When I see a “behind the scenes” story about the making of a speech, I groan. As head of the Professional Speechwriters Association, I realize it’s my job to read it. But it feels like a duty indeed.
Why?
Because it doesn’t enlighten anyone, and vaguely discourages everyone, to know who on the speechwriting team wrote this soundbite or that, who wanted to spike the phrase and how the debate went down. I may or may not want to know how the sausage is made, but I definitely don’t care about the team dynamics involved. And that’s usually what journalists want to know—and, what speechwriters want to discreetly dish.
That’s why I was pleasantly surprised by a Boston Globe story Monday about Boston Mayor Michelle Wu’s then-looming State of the City speech, and her head speechwriter Ezra Zwaeli’s agonizing effort to get everything into 2,300 words. “There’s Just Too Much to Say,” read the headline.
Why did I find this story comparatively compelling? Because whether thanks the reporter’s good instincts or Zwaeli’s smart guidance or both, it actually taught readers something useful about the speechwriting process. Three things, in fact:
1. The Practical Difficulty of a State-of-Anything Speech.
“It’s designed to be a reflection of an astonishing scope of ideas,” said Zwaeli, a 27-year-old Jamaica Plain resident, recently in his ninth- floor City Hall office.
Inevitably, compelling aspects of the Wu administration will have to be left on the cutting room floor, he conceded. So far, there have been at least a dozen, and perhaps up to 20 versions of the speech. Zwaeli has lost count. There is “a beast” of a Google doc that he has been whittling away at.
There is a half-hour time window for the address, which will be televised from the MGM Music Hall at Fenway. Three minutes is allotted for a video montage showing Boston under the Wu allotted for a video montage showing Boston under the Wu administration. Additionally, the architects of the document are banking on an anticipated four minutes worth of applause. That leaves 23 minutes. The mayor speaks at about 135 words a minute, which [Zwaeli] called fairly typical.
That leaves room for about 3,200 words.
2. The Reasons Leaders Hire Speechwriters.
Not just to write what the speech they would have written if they had the time. But to write a better speech than that—neutralizing their weaknesses and capitalizing on their strengths. To wit, from the Globe:
Anyone who covers Wu consistently can attest to the fact that Boston’s mayor, a known policy wonk, has a tendency to speak in lengthy paragraphs that often traverse the policy weeds. Think long sentences with multiple clauses, not truncated, pithy soundbites. Zwaeli said one of his first directives from Wu when he was hired two years ago was that none of her speeches should be credibly described as wonky. For the mayor, a double Harvard graduate, it’s important that every word is accessible and understood, he said.

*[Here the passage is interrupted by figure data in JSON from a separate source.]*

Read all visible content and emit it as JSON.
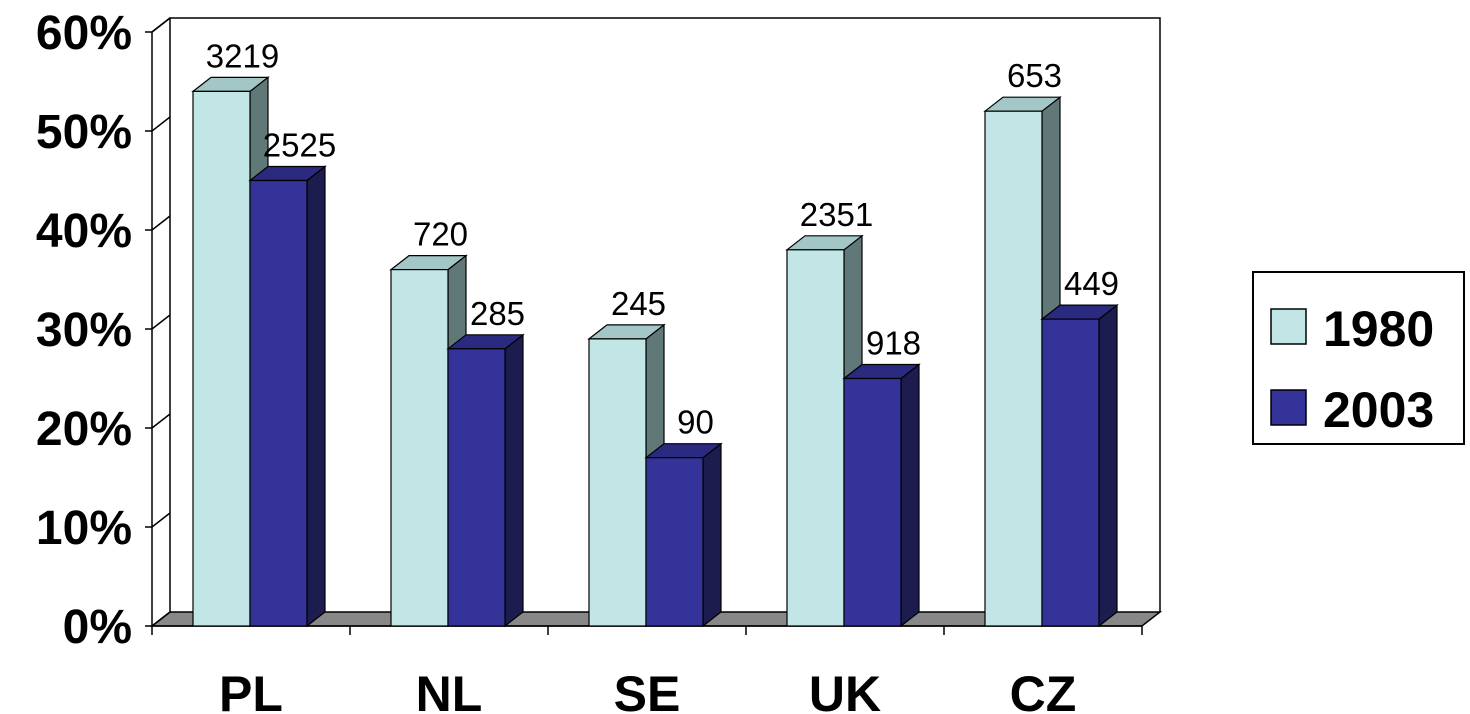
{
  "chart_data": {
    "type": "bar",
    "categories": [
      "PL",
      "NL",
      "SE",
      "UK",
      "CZ"
    ],
    "series": [
      {
        "name": "1980",
        "values": [
          54,
          36,
          29,
          38,
          52
        ],
        "labels": [
          "3219",
          "720",
          "245",
          "2351",
          "653"
        ]
      },
      {
        "name": "2003",
        "values": [
          45,
          28,
          17,
          25,
          31
        ],
        "labels": [
          "2525",
          "285",
          "90",
          "918",
          "449"
        ]
      }
    ],
    "yticks": [
      "0%",
      "10%",
      "20%",
      "30%",
      "40%",
      "50%",
      "60%"
    ],
    "ylim": [
      0,
      60
    ],
    "legend_position": "right",
    "title": "",
    "xlabel": "",
    "ylabel": ""
  },
  "colors": {
    "series_1980_front": "#c2e6e6",
    "series_1980_top": "#a3c6c6",
    "series_1980_side": "#607878",
    "series_2003_front": "#343399",
    "series_2003_top": "#2a2a80",
    "series_2003_side": "#1c1c4e",
    "floor": "#888888"
  }
}
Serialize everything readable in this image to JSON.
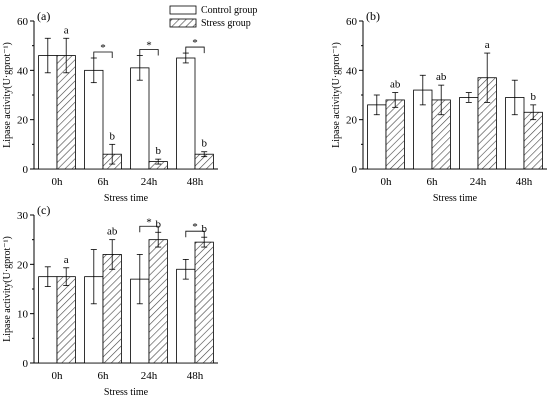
{
  "legend": {
    "control_label": "Control group",
    "stress_label": "Stress group"
  },
  "colors": {
    "control_fill": "#ffffff",
    "stroke": "#000000",
    "stress_hatch": "#444444"
  },
  "chart_data": [
    {
      "type": "bar",
      "panel_label": "(a)",
      "categories": [
        "0h",
        "6h",
        "24h",
        "48h"
      ],
      "xlabel": "Stress time",
      "ylabel": "Lipase activity(U·gprot⁻¹)",
      "ylim": [
        0,
        60
      ],
      "yticks": [
        0,
        20,
        40,
        60
      ],
      "series": [
        {
          "name": "Control group",
          "values": [
            46,
            40,
            41,
            45
          ],
          "errors": [
            7,
            5,
            5,
            2
          ]
        },
        {
          "name": "Stress group",
          "values": [
            46,
            6,
            3,
            6
          ],
          "errors": [
            7,
            4,
            1,
            1
          ]
        }
      ],
      "letters": [
        "a",
        "b",
        "b",
        "b"
      ],
      "significance": [
        "",
        "*",
        "*",
        "*"
      ],
      "legend_position": "top-right"
    },
    {
      "type": "bar",
      "panel_label": "(b)",
      "categories": [
        "0h",
        "6h",
        "24h",
        "48h"
      ],
      "xlabel": "Stress time",
      "ylabel": "Lipase activity(U·gprot⁻¹)",
      "ylim": [
        0,
        60
      ],
      "yticks": [
        0,
        20,
        40,
        60
      ],
      "series": [
        {
          "name": "Control group",
          "values": [
            26,
            32,
            29,
            29
          ],
          "errors": [
            4,
            6,
            2,
            7
          ]
        },
        {
          "name": "Stress group",
          "values": [
            28,
            28,
            37,
            23
          ],
          "errors": [
            3,
            6,
            10,
            3
          ]
        }
      ],
      "letters": [
        "ab",
        "ab",
        "a",
        "b"
      ],
      "significance": [
        "",
        "",
        "",
        ""
      ]
    },
    {
      "type": "bar",
      "panel_label": "(c)",
      "categories": [
        "0h",
        "6h",
        "24h",
        "48h"
      ],
      "xlabel": "Stress time",
      "ylabel": "Lipase activity(U·gprot⁻¹)",
      "ylim": [
        0,
        30
      ],
      "yticks": [
        0,
        10,
        20,
        30
      ],
      "series": [
        {
          "name": "Control group",
          "values": [
            17.5,
            17.5,
            17,
            19
          ],
          "errors": [
            2,
            5.5,
            5,
            2
          ]
        },
        {
          "name": "Stress group",
          "values": [
            17.5,
            22,
            25,
            24.5
          ],
          "errors": [
            1.8,
            3,
            1.5,
            1
          ]
        }
      ],
      "letters": [
        "a",
        "ab",
        "b",
        "b"
      ],
      "significance": [
        "",
        "",
        "*",
        "*"
      ]
    }
  ]
}
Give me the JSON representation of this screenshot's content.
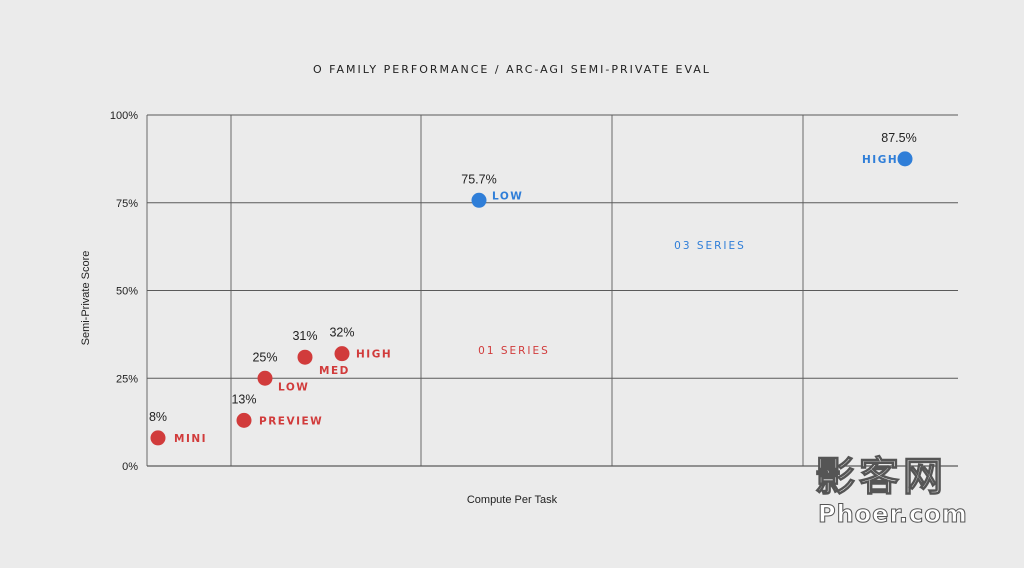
{
  "chart_data": {
    "type": "scatter",
    "title": "O FAMILY PERFORMANCE / ARC-AGI SEMI-PRIVATE EVAL",
    "xlabel": "Compute Per Task",
    "ylabel": "Semi-Private Score",
    "ylim": [
      0,
      100
    ],
    "yticks": [
      "0%",
      "25%",
      "50%",
      "75%",
      "100%"
    ],
    "grid": true,
    "series": [
      {
        "name": "01 SERIES",
        "color": "#d13b3b",
        "points": [
          {
            "label": "MINI",
            "value_label": "8%",
            "y": 8
          },
          {
            "label": "PREVIEW",
            "value_label": "13%",
            "y": 13
          },
          {
            "label": "LOW",
            "value_label": "25%",
            "y": 25
          },
          {
            "label": "MED",
            "value_label": "31%",
            "y": 31
          },
          {
            "label": "HIGH",
            "value_label": "32%",
            "y": 32
          }
        ]
      },
      {
        "name": "03 SERIES",
        "color": "#2f7ed8",
        "points": [
          {
            "label": "LOW",
            "value_label": "75.7%",
            "y": 75.7
          },
          {
            "label": "HIGH",
            "value_label": "87.5%",
            "y": 87.5
          }
        ]
      }
    ]
  },
  "watermark": {
    "line1": "影客网",
    "line2": "Phoer.com"
  }
}
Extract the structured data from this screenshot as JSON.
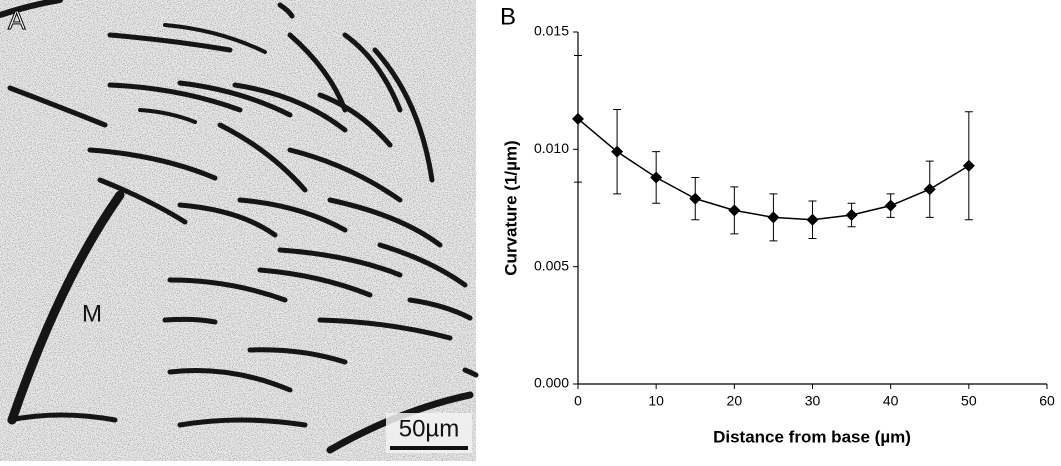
{
  "image": {
    "panel_label": "A",
    "annotation": "M",
    "scale_bar": "50µm"
  },
  "chart_data": {
    "type": "line",
    "panel_label": "B",
    "x_label": "Distance from base (µm)",
    "y_label": "Curvature (1/µm)",
    "x": [
      0,
      5,
      10,
      15,
      20,
      25,
      30,
      35,
      40,
      45,
      50
    ],
    "series": [
      {
        "color": "#000000",
        "values": [
          0.0113,
          0.0099,
          0.0088,
          0.0079,
          0.0074,
          0.0071,
          0.007,
          0.0072,
          0.0076,
          0.0083,
          0.0093
        ],
        "errors": [
          0.0027,
          0.0018,
          0.0011,
          0.0009,
          0.001,
          0.001,
          0.0008,
          0.0005,
          0.0005,
          0.0012,
          0.0023
        ]
      }
    ],
    "xlim": [
      0,
      60
    ],
    "xticks": [
      0,
      10,
      20,
      30,
      40,
      50,
      60
    ],
    "ylim": [
      0,
      0.015
    ],
    "yticks": [
      {
        "value": 0,
        "label": "0.000"
      },
      {
        "value": 0.005,
        "label": "0.005"
      },
      {
        "value": 0.01,
        "label": "0.010"
      },
      {
        "value": 0.015,
        "label": "0.015"
      }
    ]
  }
}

“The polysyllabic words don’t often make the cut,” he said.
Such explanations preempt the perennial “scandal” story: “Mayor’s Office Employs Speechwriter!” In this piece, we learn casually that “Zwaeli leads a team of three, who all help write Wu’s remarks.”
3. It’s Strange, Speechwriting.
“The process of writing for someone else, speechwriting, it’s like a visitation, you’re a guest,” [Zwaeli] said. “You’re invited for some small period of time to inhabit the mind and voice of somebody else. That is an enormous privilege and also can be exhausting and disorienting.”
But working for Wu, with whom he shares Taiwanese ancestry and politically progressive values, has been a welcome experience. ”When I sit down to write a speech for the mayor, I don’t have to stretch as far to imagine into her world,” he said.
“To imagine into her world.” Nice one, Ezra Zwaeli. Did you write that yourself?
Wu delivered the speech Wednesday. So did Zwaeli and his crew: Word count, 3,327.